There is nothing new about the requirement that a defendant show both a reasonable excuse for the default as well as a meritorious defense to the action when seeking to vacate a default judgment. Neely v Felicetti
2019 NY Slip Op 08282 Decided on November 14, 2019 Appellate Division, First Department simply repeats this ancient formula.

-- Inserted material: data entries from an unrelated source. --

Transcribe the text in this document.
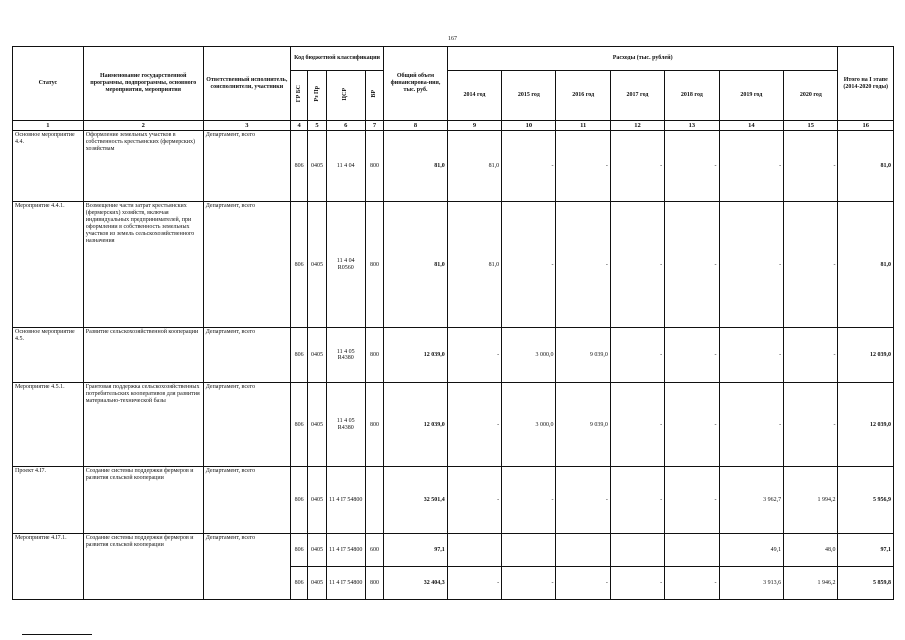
167
Статус	Наименование государственной программы, подпрограммы, основного мероприятия, мероприятия	Ответственный исполнитель, соисполнители, участники	Код бюджетной классификации				Общий объем финансирова-ния, тыс. руб.	Расходы (тыс. рублей)							Итого на I этапе (2014-2020 годы)
			ГР БС	Рз Пр	ЦСР	ВР		2014 год	2015 год	2016 год	2017 год	2018 год	2019 год	2020 год	
1	2	3	4	5	6	7	8	9	10	11	12	13	14	15	16
Основное мероприятие 4.4.	Оформление земельных участков в собственность крестьянских (фермерских) хозяйствам	Департамент, всего	806	0405	11 4 04	800	81,0	81,0	-	-	-	-	-	-	81,0
Мероприятие 4.4.1.	Возмещение части затрат крестьянских (фермерских) хозяйств, включая индивидуальных предпринимателей, при оформлении в собственность земельных участков из земель сельскохозяйственного назначения	Департамент, всего	806	0405	11 4 04 R0560	800	81,0	81,0	-	-	-	-	-	-	81,0
Основное мероприятие 4.5.	Развитие сельскохозяйственной кооперации	Департамент, всего	806	0405	11 4 05 R4380	800	12 039,0	-	3 000,0	9 039,0	-	-	-	-	12 039,0
Мероприятие 4.5.1.	Грантовая поддержка сельскохозяйственных потребительских кооперативов для развития материально-технической базы	Департамент, всего	806	0405	11 4 05 R4380	800	12 039,0	-	3 000,0	9 039,0	-	-	-	-	12 039,0
Проект 4.I7.	Создание системы поддержки фермеров и развития сельской кооперации	Департамент, всего	806	0405	11 4 I7 54800		32 501,4	-	-	-	-	-	3 962,7	1 994,2	5 956,9
Мероприятие 4.I7.1.	Создание системы поддержки фермеров и развития сельской кооперации	Департамент, всего	806	0405	11 4 I7 54800	600	97,1						49,1	48,0	97,1
			806	0405	11 4 I7 54800	800	32 404,3	-	-	-	-	-	3 913,6	1 946,2	5 859,8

“Defendants’ motion to vacate the default judgment entered against them was properly denied. Defendants’ explanation that their October 20, 2017 email forwarding plaintiff’s summons and complaint to their counsel was not received may explain their failure to timely answer (see Matter of Rivera v New York City Dept. of Sanitation, 142 AD3d 463, 464 [1st Dept 2016]). However, defendants failed to explain their continued failure to answer the complaint, or why they did not submit opposition to plaintiff’s motion for a default judgment despite their acknowledgment that they received it. Nor did they seek vacatur of the default judgment until more than nine months after it was entered (see Hertz Vehs. LLC v Westchester Radiology & Imaging, PC, 161 AD3d 550 [1st Dept 2018]). Defendants’ claim that the parties were engaged in settlement negotiations is not a reasonable excuse for their default (see Flora Co. v Ingilis, 233 AD2d 418, 419 [2d Dept 1996]).
In view of the foregoing, this Court need not consider whether defendants demonstrated a potentially meritorious defense to the action (see Colony Ins. Co. v Danica Group, LLC, 115 AD3d 453, 454 [1st Dept 2014]).”